1. Repeat the readmission worked example with \(n = 800\) instead of \(n = 8000\). Compare the AUC and Brier improvements of the gradient-boosted tree over the logistic regression at small sample size.

2. Implement nested CV for the readmission pipeline. Compare the nested-CV AUC estimate to the simple train/test estimate. How large is the optimism?

3. Train the model on the first 70% of the data sorted by date, evaluate on the last 30%. Compare the temporal-validation AUC to the random-split AUC. Discuss any differences.

4. Apply Platt recalibration to a deliberately over-confident model (e.g., a deep tree with no regularisation). Plot calibration before and after.

5. Use SHAP on the readmission gradient-boosted tree. Identify a patient where the model’s prediction is surprising (high predicted risk despite a low-risk profile). Investigate the SHAP attribution and discuss whether it would be defensible language to use with a clinician.

11.13 Further reading

• Kuhn & Silge (2022), the tidymodels book (https://www.tmwr.org/). The canonical applied reference.
• Hastie et al. (2009), The Elements of Statistical Learning. The textbook treatment of the underlying methods.
• Lundberg & Lee (2017), the SHAP paper. Best read alongside the shap documentation (https://shap.readthedocs.io/).
• Van Calster et al. (2019), Calibration: the Achilles heel of predictive analytics. The essential applied reference for clinical prediction model calibration.
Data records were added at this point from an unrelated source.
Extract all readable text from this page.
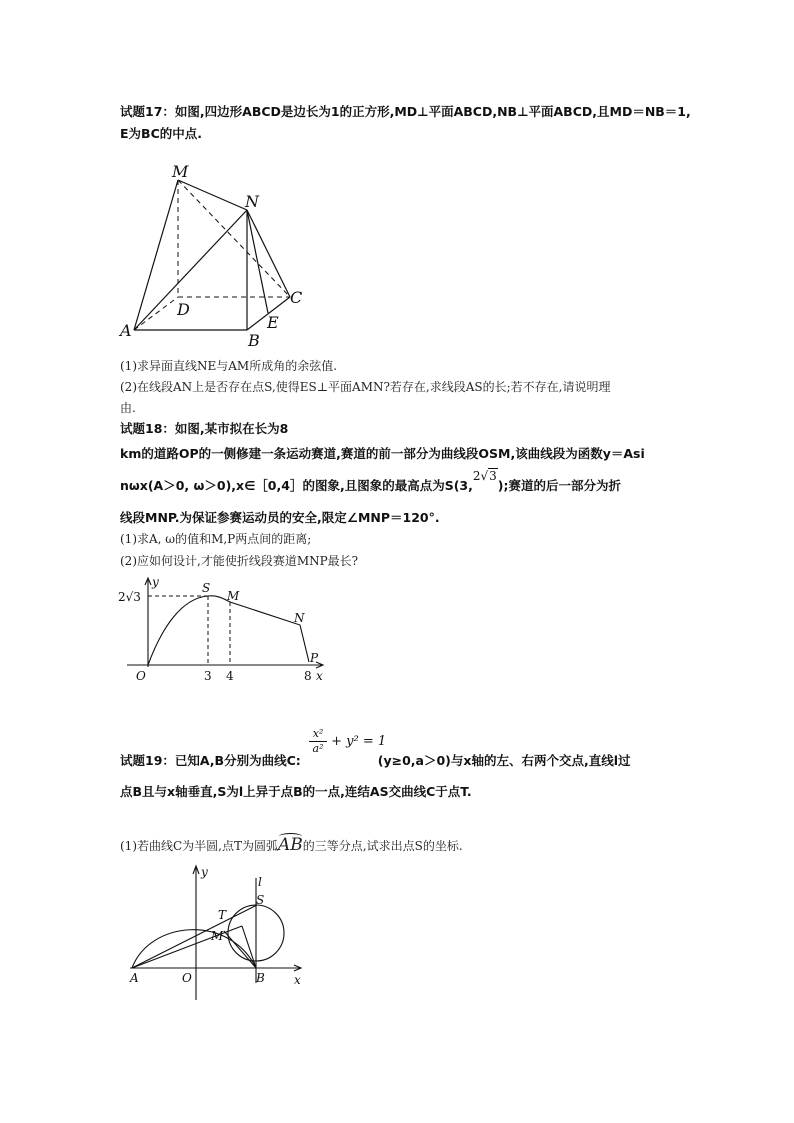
试题17：如图,四边形ABCD是边长为1的正方形,MD⊥平面ABCD,NB⊥平面ABCD,且MD＝NB＝1,
E为BC的中点.
M
N
D
C
A
B
E
(1)求异面直线NE与AM所成角的余弦值.
(2)在线段AN上是否存在点S,使得ES⊥平面AMN?若存在,求线段AS的长;若不存在,请说明理
由.
试题18：如图,某市拟在长为8
km的道路OP的一侧修建一条运动赛道,赛道的前一部分为曲线段OSM,该曲线段为函数y＝Asi
nωx(A＞0, ω＞0),x∈［0,4］的图象,且图象的最高点为S(3,2√3);赛道的后一部分为折
线段MNP.为保证参赛运动员的安全,限定∠MNP＝120°.
(1)求A, ω的值和M,P两点间的距离;
(2)应如何设计,才能使折线段赛道MNP最长?
2√3
y
x
O	3 4	8
S
M
N
P
$\frac{\text{x²}}{\text{a²}} + y^2 = 1$
试题19：已知A,B分别为曲线C:	(y≥0,a＞0)与x轴的左、右两个交点,直线l过
点B且与x轴垂直,S为l上异于点B的一点,连结AS交曲线C于点T.
(1)若曲线C为半圆,点T为圆弧AB的三等分点,试求出点S的坐标.
y
x
l
S
T
M
A	O	B
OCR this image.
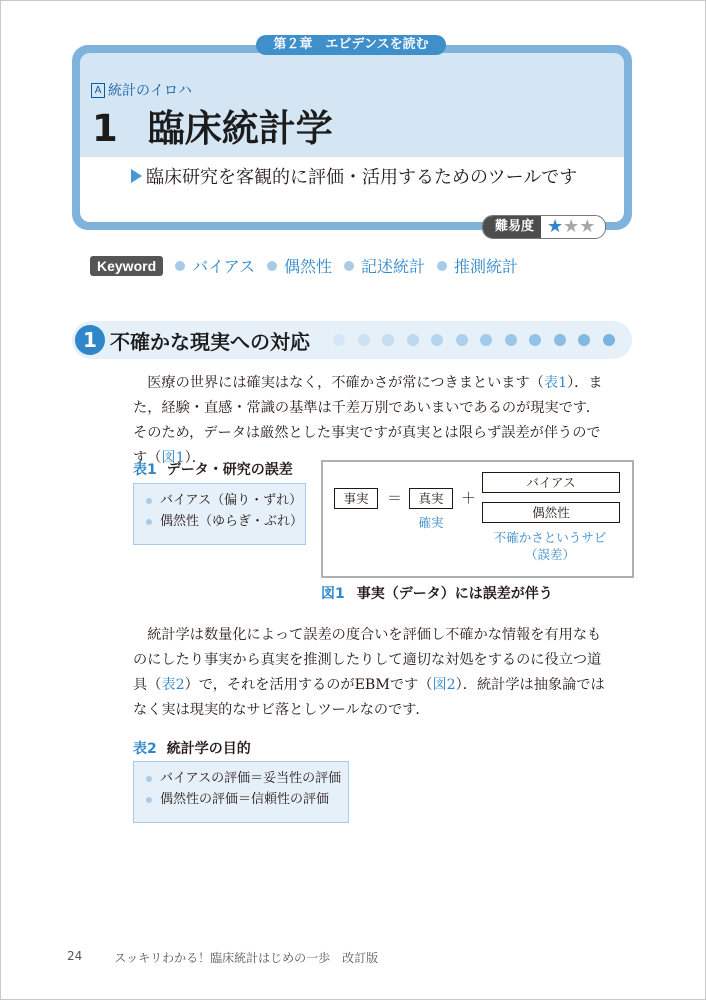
第２章　エビデンスを読む
A 統計のイロハ
1 臨床統計学
臨床研究を客観的に評価・活用するためのツールです
難易度 ★★★
Keyword	バイアス 偶然性 記述統計 推測統計
1 不確かな現実への対応

医療の世界には確実はなく，不確かさが常につきまといます（表1）．また，経験・直感・常識の基準は千差万別であいまいであるのが現実です．そのため，データは厳然とした事実ですが真実とは限らず誤差が伴うのです（図1）．

表1 データ・研究の誤差
バイアス（偏り・ずれ）
偶然性（ゆらぎ・ぶれ）
事実	＝	真実	＋
バイアス
偶然性
確実
不確かさというサビ
（誤差）
図1 事実（データ）には誤差が伴う

統計学は数量化によって誤差の度合いを評価し不確かな情報を有用なものにしたり事実から真実を推測したりして適切な対処をするのに役立つ道具（表2）で，それを活用するのがEBMです（図2）．統計学は抽象論ではなく実は現実的なサビ落としツールなのです．

表2 統計学の目的
バイアスの評価＝妥当性の評価
偶然性の評価＝信頼性の評価
24	スッキリわかる！臨床統計はじめの一歩　改訂版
Chen, T., & Guestrin, C. (2016). XGBoost: A scalable tree boosting system. Proceedings of the 22nd ACM SIGKDD International Conference on Knowledge Discovery and Data Mining (KDD), 785–794.

Hastie, T., Tibshirani, R., & Friedman, J. (2009). The elements of statistical learning (2nd ed.). Springer.

Kuhn, M., & Silge, J. (2022). Tidy modeling with R. O’Reilly Media. https://www.tmwr.org

Lundberg, S. M., & Lee, S.-I. (2017). A unified approach to interpreting model predictions. Advances in Neural Information Processing Systems (NeurIPS), 4765–4774.

Van Calster, B., McLernon, D. J., Smeden, M. van, Wynants, L., Steyerberg, E. W., & Topic Group ‘Evaluating diagnostic tests and prediction models’ of the STRATOS initiative, on behalf of. (2019). Calibration: The Achilles heel of predictive analytics. BMC Medicine, 17(1), 230.